With the title Dinner for Schmucks and Paul Rudd and Steve Carell as leads, you might think the movie (opening July 30) would be a laugh riot. Turns out, I barely cracked a smile.
Rudd plays Tim, an executive after a big promotion who must first pass muster by bringing the biggest idiot to a monthly dinner hosted by his boss (Bruce Greenwood). Though he’s indecisive about attending the event after his girlfriend disapproves, Tim finds the perfect candidate when he hits Barry (Carell) with his car. Barry builds mice dioramas, is socially inept and seems to be Tim’s perfect ticket to that promotion. Eventually, of course, Tim discovers who the real schmucks are.
The most amusing thing about the movie, based on the French film Le Diner de Cons, is the opening credits, when we see Barry creating his delightful dioramas with meticulously dressed mice set in charming scenery. Then it’s all downhill from there, a head-scratching turn of events considering the cast, which also includes Lucy Punch and Flight of the Conchords‘ Jemaine Clement and Kristen Schaal, all capable of being very funny. They’re hampered by a script by David Guion and Michael Handelman that seems to think outrageousness equals hilarity, which it doesn’t, at least not here. Clement used to make me laugh out loud on Conchords because the humor (which he wrote with Bret McKenzie) was rooted in reality. Here, he’s forced to wear crazy outfits and do weird things just for shock value, resulting in scenes that are simply ridiculous.

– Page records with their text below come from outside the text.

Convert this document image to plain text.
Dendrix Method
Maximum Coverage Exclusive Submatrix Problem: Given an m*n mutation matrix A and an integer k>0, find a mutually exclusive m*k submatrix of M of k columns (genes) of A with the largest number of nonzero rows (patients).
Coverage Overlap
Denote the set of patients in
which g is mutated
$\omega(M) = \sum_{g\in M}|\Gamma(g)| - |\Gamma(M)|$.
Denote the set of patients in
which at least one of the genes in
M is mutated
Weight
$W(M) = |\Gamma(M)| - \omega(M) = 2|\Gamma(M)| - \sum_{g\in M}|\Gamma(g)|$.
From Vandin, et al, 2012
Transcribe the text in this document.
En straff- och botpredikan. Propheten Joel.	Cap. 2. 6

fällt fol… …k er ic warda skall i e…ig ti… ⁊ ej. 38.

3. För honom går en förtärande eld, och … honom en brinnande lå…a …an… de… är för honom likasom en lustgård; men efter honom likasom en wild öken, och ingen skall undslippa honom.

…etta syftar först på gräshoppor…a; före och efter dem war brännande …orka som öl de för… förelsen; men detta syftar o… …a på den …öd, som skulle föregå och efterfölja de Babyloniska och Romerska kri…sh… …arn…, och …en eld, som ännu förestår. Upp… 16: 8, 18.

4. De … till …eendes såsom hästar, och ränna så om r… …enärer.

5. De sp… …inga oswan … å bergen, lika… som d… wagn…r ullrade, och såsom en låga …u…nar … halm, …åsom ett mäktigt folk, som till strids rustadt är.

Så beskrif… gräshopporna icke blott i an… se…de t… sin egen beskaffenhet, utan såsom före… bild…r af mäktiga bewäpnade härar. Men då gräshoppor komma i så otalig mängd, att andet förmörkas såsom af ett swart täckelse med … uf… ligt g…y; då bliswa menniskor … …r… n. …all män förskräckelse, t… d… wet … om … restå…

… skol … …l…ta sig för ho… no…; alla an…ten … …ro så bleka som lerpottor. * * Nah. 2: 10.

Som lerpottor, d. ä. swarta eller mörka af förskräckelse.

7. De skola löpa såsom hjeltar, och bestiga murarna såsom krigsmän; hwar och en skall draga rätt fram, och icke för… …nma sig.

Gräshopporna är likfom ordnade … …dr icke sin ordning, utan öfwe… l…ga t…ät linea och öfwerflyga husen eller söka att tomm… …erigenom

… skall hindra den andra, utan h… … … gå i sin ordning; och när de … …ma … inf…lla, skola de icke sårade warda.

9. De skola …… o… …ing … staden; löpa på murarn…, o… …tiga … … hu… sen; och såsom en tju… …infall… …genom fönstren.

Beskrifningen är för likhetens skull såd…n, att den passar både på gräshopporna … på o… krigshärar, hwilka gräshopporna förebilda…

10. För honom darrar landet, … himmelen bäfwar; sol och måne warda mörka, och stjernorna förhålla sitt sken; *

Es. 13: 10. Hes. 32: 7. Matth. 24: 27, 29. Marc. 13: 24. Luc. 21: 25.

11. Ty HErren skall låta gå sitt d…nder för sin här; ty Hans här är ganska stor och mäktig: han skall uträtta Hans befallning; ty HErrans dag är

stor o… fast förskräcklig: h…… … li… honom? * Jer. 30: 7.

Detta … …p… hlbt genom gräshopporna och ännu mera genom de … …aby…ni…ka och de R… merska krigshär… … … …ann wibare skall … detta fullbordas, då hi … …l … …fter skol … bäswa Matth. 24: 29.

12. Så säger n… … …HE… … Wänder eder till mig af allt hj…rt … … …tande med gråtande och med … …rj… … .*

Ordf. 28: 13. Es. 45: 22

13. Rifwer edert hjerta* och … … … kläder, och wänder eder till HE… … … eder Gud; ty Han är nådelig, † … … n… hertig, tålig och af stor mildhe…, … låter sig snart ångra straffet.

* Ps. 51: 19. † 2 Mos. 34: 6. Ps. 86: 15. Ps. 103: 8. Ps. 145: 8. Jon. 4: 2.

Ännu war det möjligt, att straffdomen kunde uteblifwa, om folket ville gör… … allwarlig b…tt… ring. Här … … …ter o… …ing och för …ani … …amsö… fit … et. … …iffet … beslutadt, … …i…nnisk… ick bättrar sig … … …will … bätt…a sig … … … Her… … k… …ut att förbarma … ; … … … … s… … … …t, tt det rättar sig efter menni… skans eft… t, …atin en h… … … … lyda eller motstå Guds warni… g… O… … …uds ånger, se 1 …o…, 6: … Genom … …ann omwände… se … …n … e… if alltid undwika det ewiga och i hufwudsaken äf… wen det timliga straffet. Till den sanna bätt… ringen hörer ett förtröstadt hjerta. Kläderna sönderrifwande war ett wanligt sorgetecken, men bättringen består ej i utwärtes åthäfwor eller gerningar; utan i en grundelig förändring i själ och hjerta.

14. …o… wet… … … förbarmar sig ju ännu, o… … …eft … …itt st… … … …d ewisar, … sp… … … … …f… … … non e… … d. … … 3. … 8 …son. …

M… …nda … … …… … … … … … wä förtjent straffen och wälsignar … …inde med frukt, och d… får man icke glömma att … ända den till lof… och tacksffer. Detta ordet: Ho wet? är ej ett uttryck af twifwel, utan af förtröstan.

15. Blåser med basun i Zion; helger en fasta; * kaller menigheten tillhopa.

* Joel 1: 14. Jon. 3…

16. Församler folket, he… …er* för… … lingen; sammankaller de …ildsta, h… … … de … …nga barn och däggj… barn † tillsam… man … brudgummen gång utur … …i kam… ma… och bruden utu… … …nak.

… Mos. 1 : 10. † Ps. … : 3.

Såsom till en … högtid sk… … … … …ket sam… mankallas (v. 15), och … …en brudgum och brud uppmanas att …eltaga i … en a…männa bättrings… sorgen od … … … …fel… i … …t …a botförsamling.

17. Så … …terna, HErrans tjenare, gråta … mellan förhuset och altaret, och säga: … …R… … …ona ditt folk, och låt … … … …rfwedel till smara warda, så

I was also dismayed by director Jay Roach having Rudd in his movie and not allowing him to be funny, not even once. Rudd plays the straight man and mostly has to act exasperated at everyone’s antics. The squandered opportunity for inspired riffing with his co-star is frustrating. Carell, who is just as good a dramatic actor as a comedic one, makes Barry sympathetic but we’ve seen this performance before. Barry’s innocence is reminiscent of Andy’s in The 40-Year-Old Virgin and his inappropriate comments are similar to what comes out of Michael Scott’s mouth every week on The Office. Barry does provide some heart but I wish the movie had more of a funny bone.